Słabsze popołudnie
Wtorkowa sesja na globalnych rynkach walutowych miała spokojny przebieg. Inwestorzy ograniczali aktywność, czekając na wyniki wyborów w USA. Dlatego notowania głównych par walut, w tym EUR/USD, przez cały dzień poruszały się w wąskich przedziałach
W Warszawie wczorajsze notowania również nie były zbyt emocjonujące. Do aktywniejszego handlu nie zachęcała rodzimych inwestorów środowa decyzja Rady Polityki Pieniężnej. Rynek prognozuje, że RPP obniży główną stopę procentową o 0,25 pkt bazowych. Podobne oczekiwania gracze mieli jednak również miesiąc temu. Tymczasem RPP pozostawiła wówczas stopy procentowe bez zmian.
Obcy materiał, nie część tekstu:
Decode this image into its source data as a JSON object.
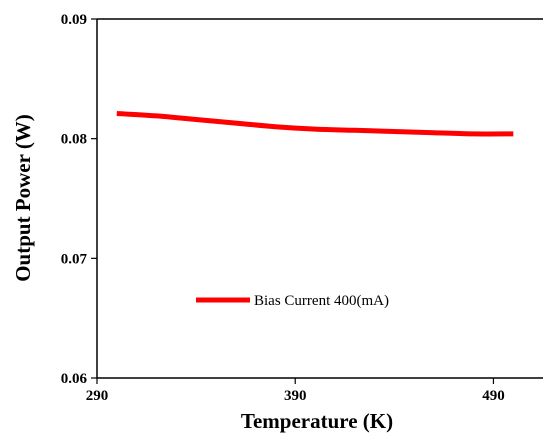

Na starcie wtorkowej sesji za euro płacono na naszym rynku 4,11 zł, a za franka szwajcarskiego niespełna 3,41 zł. Dolar wyceniany był na 3,21 zł. W kolejnych godzinach ceny wahały się wokół poniedziałkowych zamknięć. Dopiero po południu sprzedający zdobyli lekką przewagę, przez co złoty nieco osłabł. Euro kosztowało 4,12 zł, a frank ponad 3,41 zł. Za dolara płacono 3,21–3,22 zł.
Na rynku długu oprocentowanie obligacji dziesięcioletnich wzrosło do 4,38 proc., pięcioletnich do 3,92 proc. W przypadku dwulatek rentowność spadła do 3,78 proc.